Oct[ober] 21st. 1803. Friday Morning. – A drisling Rain. Heavy masses of shapeless Vapour upon the mountains (O the perpetual Forms of Borrodale!) yet it is no unbroken Tale of dull Sadness – slanting Pillars travel across the Lake, at long Intervals – the vaporous mass whitens, in large Stains of Light – on the (Lakeward) ridge of that huge arm chair, of Lowdore, fell a gleam of softest Light, that brought out the rich hues of the late Autumn. – The woody Castle Crag between me & Lowdore is a rich Flower-Garden of Colours, the brightest yellows with the deepest Crimsons and the infinite Shades of Brown & Green, the infinite diversity of which blends the whole – so that the brighter colours seem as colors upon a ground, not colored Things.
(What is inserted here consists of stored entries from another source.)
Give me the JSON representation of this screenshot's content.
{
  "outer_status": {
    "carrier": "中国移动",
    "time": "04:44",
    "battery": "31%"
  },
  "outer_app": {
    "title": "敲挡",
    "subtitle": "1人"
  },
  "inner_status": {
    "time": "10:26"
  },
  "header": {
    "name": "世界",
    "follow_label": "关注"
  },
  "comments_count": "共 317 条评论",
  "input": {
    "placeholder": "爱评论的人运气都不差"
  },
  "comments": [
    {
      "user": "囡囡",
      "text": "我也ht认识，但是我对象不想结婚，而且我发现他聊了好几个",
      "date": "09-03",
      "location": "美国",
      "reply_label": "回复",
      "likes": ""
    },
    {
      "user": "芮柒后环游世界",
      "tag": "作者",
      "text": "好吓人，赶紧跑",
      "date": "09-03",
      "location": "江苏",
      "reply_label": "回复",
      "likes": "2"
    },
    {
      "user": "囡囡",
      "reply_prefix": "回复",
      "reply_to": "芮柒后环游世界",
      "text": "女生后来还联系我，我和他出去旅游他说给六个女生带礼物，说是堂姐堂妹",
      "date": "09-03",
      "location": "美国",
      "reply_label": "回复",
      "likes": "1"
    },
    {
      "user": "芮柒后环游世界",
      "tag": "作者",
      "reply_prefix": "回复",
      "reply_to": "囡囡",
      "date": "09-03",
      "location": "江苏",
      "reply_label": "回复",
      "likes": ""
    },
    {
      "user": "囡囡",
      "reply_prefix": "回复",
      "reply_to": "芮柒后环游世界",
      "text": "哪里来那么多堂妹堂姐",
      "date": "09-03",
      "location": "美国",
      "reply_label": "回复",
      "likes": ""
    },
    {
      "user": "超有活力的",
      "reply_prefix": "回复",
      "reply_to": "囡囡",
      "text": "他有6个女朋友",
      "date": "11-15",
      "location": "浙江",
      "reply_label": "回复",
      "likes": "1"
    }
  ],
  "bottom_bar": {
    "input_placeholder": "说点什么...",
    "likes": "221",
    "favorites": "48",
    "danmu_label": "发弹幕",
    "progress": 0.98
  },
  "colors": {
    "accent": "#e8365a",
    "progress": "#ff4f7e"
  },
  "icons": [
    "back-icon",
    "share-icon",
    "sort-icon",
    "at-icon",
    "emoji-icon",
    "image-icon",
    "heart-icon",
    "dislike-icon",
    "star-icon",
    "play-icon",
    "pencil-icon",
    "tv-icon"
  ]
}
Little wool-packs of white bright vapour rest on different summits & declivities – the vale is narrowed by the mist & cloud – yet thro’ the wall of mist you can see into a bason of sunny Light in Borrodale – the Birds are singing in the tender Rain, as if it were the Rain of April, & the decaying Foliage were Flowers & Blossoms. The pillar of Smoke from the Chimney rises up in the Mist, & is just distinguishable from it; & the Mountain Forms in the Gorge of Borrodale consubstantiate with the mist & cloud even as the pillared Smoke/a shade deeper, & a determinate Form. – (Cleared up. the last thin Fleeces on the bathed Fells.)